This is the third of a three-part series previewing the 2019 Montana Legislature, which convenes Jan. 7.
HELENA – Problems with drugs in Montana, both legal and illegal, promise to get plenty of bipartisan attention at the 2019 Montana Legislature.
Attorney General Tim Fox plans to bring forth several proposals to fight drug abuse, targeting methamphetamine, prescription opioid pain-killers and drunken driving.
“Our focus for the last two years has been an all-of-the-above solution, because substance-abuse disorders are so prevalent, and it’s a crisis level here in Montana,” Fox told MTN News.
And state Auditor Matt Rosendale, whose office regulates health insurance, also has a plan to put the squeeze on prescription-drug prices, by stopping drug-benefit managers and the pharmaceutical industry from withholding information that can help consumers buy less-expensive drugs.
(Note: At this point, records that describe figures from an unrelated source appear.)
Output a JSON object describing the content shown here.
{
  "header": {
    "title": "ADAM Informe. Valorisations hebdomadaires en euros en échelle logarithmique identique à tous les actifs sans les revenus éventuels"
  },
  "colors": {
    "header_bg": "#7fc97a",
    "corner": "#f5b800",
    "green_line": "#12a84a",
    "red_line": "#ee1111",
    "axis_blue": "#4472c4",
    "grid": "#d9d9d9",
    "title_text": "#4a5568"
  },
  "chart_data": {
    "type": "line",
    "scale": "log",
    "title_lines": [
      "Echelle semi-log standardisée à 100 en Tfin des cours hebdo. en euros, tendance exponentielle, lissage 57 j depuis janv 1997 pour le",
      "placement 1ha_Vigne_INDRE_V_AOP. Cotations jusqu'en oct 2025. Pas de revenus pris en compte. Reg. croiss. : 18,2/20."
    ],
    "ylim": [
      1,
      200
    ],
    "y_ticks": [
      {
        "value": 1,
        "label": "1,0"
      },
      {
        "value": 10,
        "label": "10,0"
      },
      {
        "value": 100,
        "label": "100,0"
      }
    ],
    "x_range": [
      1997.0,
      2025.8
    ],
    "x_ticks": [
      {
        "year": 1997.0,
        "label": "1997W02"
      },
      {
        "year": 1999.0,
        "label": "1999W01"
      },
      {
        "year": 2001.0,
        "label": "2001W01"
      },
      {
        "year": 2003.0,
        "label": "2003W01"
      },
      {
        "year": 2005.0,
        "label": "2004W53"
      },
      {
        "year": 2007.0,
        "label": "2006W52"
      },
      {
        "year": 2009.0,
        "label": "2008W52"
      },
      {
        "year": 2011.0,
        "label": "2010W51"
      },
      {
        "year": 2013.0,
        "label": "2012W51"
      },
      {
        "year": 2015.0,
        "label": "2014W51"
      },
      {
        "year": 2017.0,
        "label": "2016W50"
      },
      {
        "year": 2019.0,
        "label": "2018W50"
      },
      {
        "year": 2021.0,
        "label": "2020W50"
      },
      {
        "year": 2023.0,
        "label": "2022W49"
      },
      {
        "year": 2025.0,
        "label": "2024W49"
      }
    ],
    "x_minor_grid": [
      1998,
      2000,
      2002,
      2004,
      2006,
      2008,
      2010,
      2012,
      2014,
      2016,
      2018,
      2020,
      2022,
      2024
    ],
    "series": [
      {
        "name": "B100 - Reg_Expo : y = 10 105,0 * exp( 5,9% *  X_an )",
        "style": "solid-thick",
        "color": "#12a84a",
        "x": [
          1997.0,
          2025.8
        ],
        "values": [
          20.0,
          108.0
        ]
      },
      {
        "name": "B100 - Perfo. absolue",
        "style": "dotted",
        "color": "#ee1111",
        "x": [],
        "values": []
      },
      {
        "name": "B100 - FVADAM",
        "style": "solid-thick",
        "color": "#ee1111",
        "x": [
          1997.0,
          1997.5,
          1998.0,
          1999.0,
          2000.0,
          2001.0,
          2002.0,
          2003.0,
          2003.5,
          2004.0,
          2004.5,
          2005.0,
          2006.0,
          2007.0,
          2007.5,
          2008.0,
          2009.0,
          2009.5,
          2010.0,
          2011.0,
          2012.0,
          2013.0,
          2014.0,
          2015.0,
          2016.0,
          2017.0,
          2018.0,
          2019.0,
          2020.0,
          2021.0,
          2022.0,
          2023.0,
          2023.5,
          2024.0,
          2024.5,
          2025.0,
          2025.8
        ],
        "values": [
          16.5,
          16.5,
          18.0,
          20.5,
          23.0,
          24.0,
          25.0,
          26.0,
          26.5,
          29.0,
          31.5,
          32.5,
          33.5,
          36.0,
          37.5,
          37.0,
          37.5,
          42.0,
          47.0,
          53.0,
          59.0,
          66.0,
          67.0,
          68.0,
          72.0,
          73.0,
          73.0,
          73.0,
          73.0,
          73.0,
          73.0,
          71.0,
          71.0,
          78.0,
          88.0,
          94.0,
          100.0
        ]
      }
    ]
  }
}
“We’re going to bring forward legislation that is going to help drive down the cost of pharmaceuticals for the consumers and bring transparency to the pharmacists that are delivering it,” he says.
Leaders of both parties at the Legislature say confronting methamphetamine and opioid abuse is high on their list of priorities – and that any solution should help people beat their addiction, rather than just putting them behind bars.
“Meth is a huge problem across this state,” says incoming House Speaker Greg Hertz, R-Polson. “We need to look at addiction-treatment centers, so we can help these individuals get off this terrible drug and move in the right direction.”
Fox is on board with that approach as well. He says his office will continue to help law-enforcement combat illegal drug trafficking, but that treatment and prevention must be part of the equation.
“We have a societal bias that has suggested that someone with a substance-abuse disorder is a second-class citizen … and are not worthy of our help or support,” he says. “We want to debunk that myth. These are our neighbors, our kids, they could be our parents, could be anybody.”
Among Fox’s proposals for the Legislature are state funding for drug-treatment courts (which are only federally funded now) and state money for coordinated anti-drug prevention and education programs.
He also has proposals to crack down on prescription-drug abuse.
Fox wants to make use of the state prescription-drug registry mandatory for pharmacies and physicians, instead of voluntary, to prevent “doctor shopping” by addicts; to encourage the use of electronic prescribing rather than paper scripts; and limit certain first-time prescription amounts for opioid painkillers.
“We know from the science that the larger number of pills prescribed, the more apt (someone) is to become addicted,” he says. “In many cases, there is just no reason to give someone a 30-, 60- or 90-day supply of something like oxycontin.”
Rosendale’s main bill at the 2019 Legislature proposes several steps to drive down the cost of prescription drugs.
For example, it says if a health-coverage plan receives any payments or kickbacks from a drug manufacturer, those savings must be passed on to consumers.
Rosendale said he expects strong opposition from the pharmaceutical industry and its allies, but that he’s confident he can get it passed.
“They’re going to have an army of very well-paid lobbyists there in Helena for the session,” he says. “But I think the legislators and the consumers of Montana will not be fooled.”